Dans une déclaration rendue publique, le CECAR exprime sa « profonde indignation » et dénonce ce qu’il qualifie de « tentative flagrante d’intimidation médiatique », estimant qu’elle traduit une volonté de restreindre la liberté d’expression et de mettre au pas les voix critiques.
Pour ces cadres issus de la République des Valeurs, formation politique fondée par Thierno Alassane Sall, le CNRA, censé incarner la neutralité et l’indépendance, a dévié de sa mission en prenant position « du côté du pouvoir en place, au détriment du débat public et de l’équilibre démocratique ».

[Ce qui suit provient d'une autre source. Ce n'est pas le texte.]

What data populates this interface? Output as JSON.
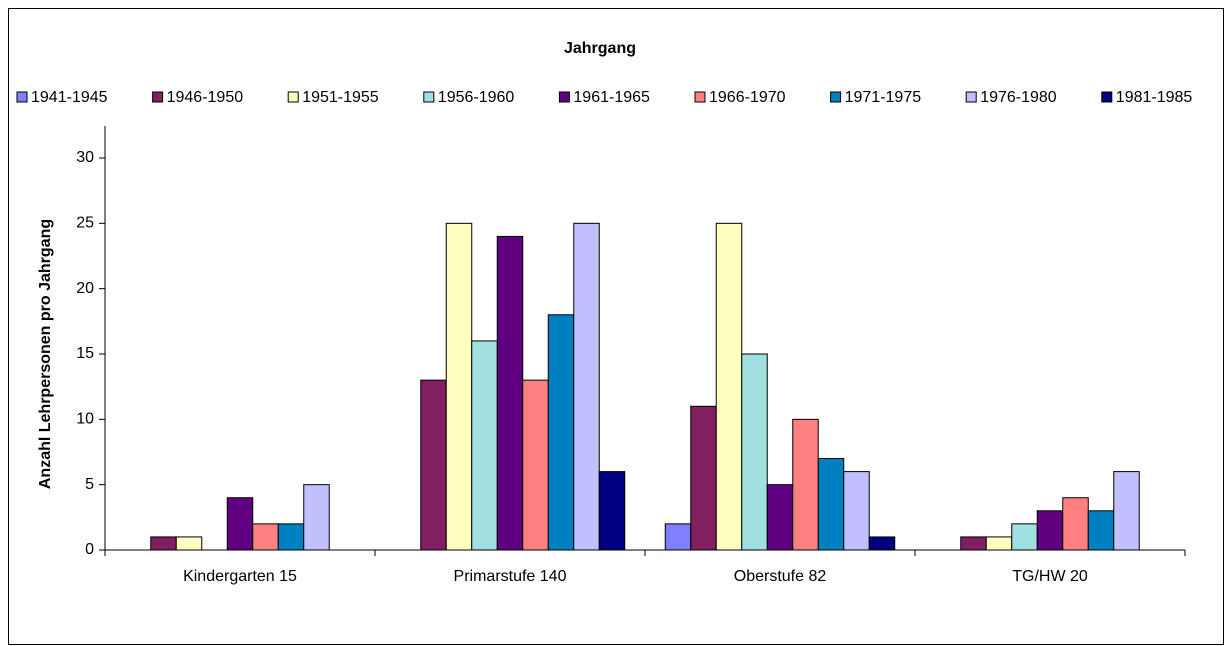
{
  "chart_data": {
    "type": "bar",
    "title": "Jahrgang",
    "y_label": "Anzahl Lehrpersonen pro Jahrgang",
    "categories": [
      "Kindergarten 15",
      "Primarstufe 140",
      "Oberstufe 82",
      "TG/HW 20"
    ],
    "series": [
      {
        "name": "1941-1945",
        "color": "#8080ff",
        "values": [
          0,
          0,
          2,
          0
        ]
      },
      {
        "name": "1946-1950",
        "color": "#802060",
        "values": [
          1,
          13,
          11,
          1
        ]
      },
      {
        "name": "1951-1955",
        "color": "#ffffc0",
        "values": [
          1,
          25,
          25,
          1
        ]
      },
      {
        "name": "1956-1960",
        "color": "#a0e0e0",
        "values": [
          0,
          16,
          15,
          2
        ]
      },
      {
        "name": "1961-1965",
        "color": "#600080",
        "values": [
          4,
          24,
          5,
          3
        ]
      },
      {
        "name": "1966-1970",
        "color": "#ff8080",
        "values": [
          2,
          13,
          10,
          4
        ]
      },
      {
        "name": "1971-1975",
        "color": "#0080c0",
        "values": [
          2,
          18,
          7,
          3
        ]
      },
      {
        "name": "1976-1980",
        "color": "#c0c0ff",
        "values": [
          5,
          25,
          6,
          6
        ]
      },
      {
        "name": "1981-1985",
        "color": "#000080",
        "values": [
          0,
          6,
          1,
          0
        ]
      }
    ],
    "ylim": [
      0,
      30
    ],
    "yticks": [
      0,
      5,
      10,
      15,
      20,
      25,
      30
    ],
    "grid": false,
    "legend": "top"
  }
}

Le CECAR rappelle qu’aucun manquement professionnel ou éthique n’a été constaté dans l’intervention du chroniqueur Badara Gadiaga, qui s’est limité, selon eux, à « commenter deux décisions de justice dans le cadre d’un débat légitime ». Ils soutiennent que ses propos relèvent du « droit fondamental à la liberté d’opinion », garanti par l’article 10 de la Déclaration universelle des droits de l’homme, par l’article 8 de la Constitution sénégalaise et par le Code de la presse.
Dans leur déclaration, les cadres soulignent que le rôle du CNRA n’est pas de devenir le « procureur d’un parti politique, quel qu’il soit », mais de garantir un « espace médiatique libre, pluraliste et responsable », conformément aux principes d’éthique et de déontologie tels que définis par la Charte de Munich de 1971 et les textes réglementant la presse sénégalaise.
« Cela suppose d’écouter toutes les voix, même celles qui dérangent, car la liberté d’expression n’est pas à géométrie variable », insistent-ils.
Le CECAR appelle l’ensemble des citoyens, des journalistes, des enseignants, des travailleurs et des jeunes à rester vigilants et à défendre les droits démocratiques fondamentaux. « Ce qui est en jeu ici, ce n’est pas seulement une émission de télévision, mais notre capacité collective à dire ce que nous pensons, à critiquer ce qui ne va pas et à exiger des comptes des gouvernants. C’est un droit, pas un privilège », peut-on lire dans leur communiqué.
Enfin, les cadres de la République des Valeurs expriment leur « soutien total » aux professionnels des médias, saluant leur « courage et leur intégrité » malgré les « pressions et les menaces » qu’ils subissent. « Ils sont la conscience vivante de notre démocratie et nous serons toujours à leurs côtés », conclut le texte.